Os homens preferem, sim, as ‘boazinhas’, diz estudo

Sensibilidade pode ser determinante para garantir segundo encontro, mas mulheres não associam masculinidade a esta característica

Já algumas mulheres percebem um homem sensível como vulnerável e menos dominante

Já algumas mulheres percebem um homem sensível como vulnerável e menos dominante

Publicado em O Globo

A primeira saída com o potencial parceiro pode ser tanto traumática quanto promissora, e determinante para o destino da relação. Um estudo publicado no “Personality and Social Psychology Bulletin” constatou que uma das iniciais e necessárias “faíscas” para garantir o segundo encontro pode ser a sensibilidade às necessidades do parceiro. Isto é, as “boazinhas” são tidas pelos homens como mais atraentes, apontou a pesquisa. E o contrário também ocorre?

Pesquisadores do Centro Interdisciplinar Herzliya da Universidade de Rochester e da Universidade de Illinois, em Urbana-Champaign, EUA colaboraram em três estudos para observar as percepções de receptividade das pessoas. O quesito “sensível às minhas necessidades” aparecia como prioridade para muitos na hora de encontrar uma companhia – isso aumentaria a atração pelo outro. Vale ressaltar que, para o estudo, uma pessoa receptiva é aquela que apoia as necessidades e os objetivos do outro.

– O desejo sexual prospera com a crescente intimidade, e ser receptivo é uma das melhores maneiras de incutir essa sensação ao longo do tempo – explica o principal autor do estudo, Gurit Birnbaum, que ressalta, no entanto, que um primeiro encontro não é medidor fiel dessa característica, já que um potencial parceiro receptivo pode transmitir significados opostos para diferentes pessoas.
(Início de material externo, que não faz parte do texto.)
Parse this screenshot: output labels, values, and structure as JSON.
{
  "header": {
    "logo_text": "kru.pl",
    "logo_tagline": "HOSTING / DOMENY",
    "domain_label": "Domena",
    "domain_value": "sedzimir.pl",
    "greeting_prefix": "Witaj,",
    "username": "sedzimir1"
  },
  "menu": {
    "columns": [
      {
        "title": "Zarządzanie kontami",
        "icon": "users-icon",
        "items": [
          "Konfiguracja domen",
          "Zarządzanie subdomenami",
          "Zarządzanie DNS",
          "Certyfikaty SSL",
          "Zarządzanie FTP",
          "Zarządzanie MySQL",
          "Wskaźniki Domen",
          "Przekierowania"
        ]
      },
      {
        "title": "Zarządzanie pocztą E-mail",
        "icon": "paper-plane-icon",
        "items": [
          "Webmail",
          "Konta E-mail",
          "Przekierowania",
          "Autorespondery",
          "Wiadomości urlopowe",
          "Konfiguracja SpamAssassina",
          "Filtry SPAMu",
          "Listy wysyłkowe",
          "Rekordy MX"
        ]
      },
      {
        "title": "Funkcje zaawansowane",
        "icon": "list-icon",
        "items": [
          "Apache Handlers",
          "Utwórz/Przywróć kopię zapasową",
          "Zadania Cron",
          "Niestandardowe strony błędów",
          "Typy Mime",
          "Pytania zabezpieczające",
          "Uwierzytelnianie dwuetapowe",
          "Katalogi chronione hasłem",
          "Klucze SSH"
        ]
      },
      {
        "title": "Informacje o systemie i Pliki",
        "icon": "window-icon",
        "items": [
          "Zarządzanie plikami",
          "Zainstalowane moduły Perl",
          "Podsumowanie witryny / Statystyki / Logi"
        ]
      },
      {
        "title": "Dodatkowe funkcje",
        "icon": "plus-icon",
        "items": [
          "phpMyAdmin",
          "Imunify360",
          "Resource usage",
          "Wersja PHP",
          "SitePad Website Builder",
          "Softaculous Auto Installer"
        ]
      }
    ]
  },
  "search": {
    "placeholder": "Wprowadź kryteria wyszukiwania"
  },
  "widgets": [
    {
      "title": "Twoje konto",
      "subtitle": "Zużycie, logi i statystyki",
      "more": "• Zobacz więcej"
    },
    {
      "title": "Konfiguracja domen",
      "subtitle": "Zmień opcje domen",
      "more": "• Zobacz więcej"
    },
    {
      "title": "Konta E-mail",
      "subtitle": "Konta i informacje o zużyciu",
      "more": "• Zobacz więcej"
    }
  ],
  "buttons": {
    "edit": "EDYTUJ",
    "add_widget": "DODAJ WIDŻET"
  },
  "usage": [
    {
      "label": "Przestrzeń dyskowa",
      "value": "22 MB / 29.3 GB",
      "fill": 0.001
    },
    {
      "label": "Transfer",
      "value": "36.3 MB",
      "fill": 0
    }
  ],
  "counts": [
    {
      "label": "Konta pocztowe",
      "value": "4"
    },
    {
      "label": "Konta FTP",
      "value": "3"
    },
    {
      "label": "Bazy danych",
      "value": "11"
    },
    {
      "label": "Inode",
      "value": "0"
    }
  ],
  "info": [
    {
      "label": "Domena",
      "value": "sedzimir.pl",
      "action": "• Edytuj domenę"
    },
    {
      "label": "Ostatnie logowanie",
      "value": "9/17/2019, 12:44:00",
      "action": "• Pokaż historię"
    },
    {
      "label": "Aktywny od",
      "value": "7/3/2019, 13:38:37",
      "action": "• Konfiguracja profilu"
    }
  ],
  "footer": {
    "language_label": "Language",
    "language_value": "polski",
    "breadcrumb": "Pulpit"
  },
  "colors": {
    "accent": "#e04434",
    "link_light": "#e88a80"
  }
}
No primeiro estudo, os pesquisadores testaram se a sensibilidade às necessidades do parceiro era uma característica feminina ou masculina, para descobrir se homens e mulheres consideravam essa característica sexualmente desejável numa pessoa do sexo oposto.

Homens que consideraram as parceiras mais receptivas também as classificaram como mais femininas e mais atraentes. Já para as mulheres, a associação entre a receptividade e a masculinidade do parceiro não foi significativa, pelo contrário: foi negativamente associada com a atração pelo parceiro.

Para o segundo estudo, os pesquisadores pediram para que os participantes interagissem com um indivíduo sensível ou insensível do sexo oposto após verem a foto do mesmo (a foto dada para cada participante foi igual). Eles interagiram on-line e discutiram detalhes sobre um atual problema em sua vida. A sensibilidade do indivíduo virtual às necessidades do outro foi manipulada a partir do teor da resposta que davam, como por exemplo, “você deve ter passado por um momento muito difícil”, como uma reação atenciosa, versus “não parece tão ruim para mim”, como uma resposta pouco sensível.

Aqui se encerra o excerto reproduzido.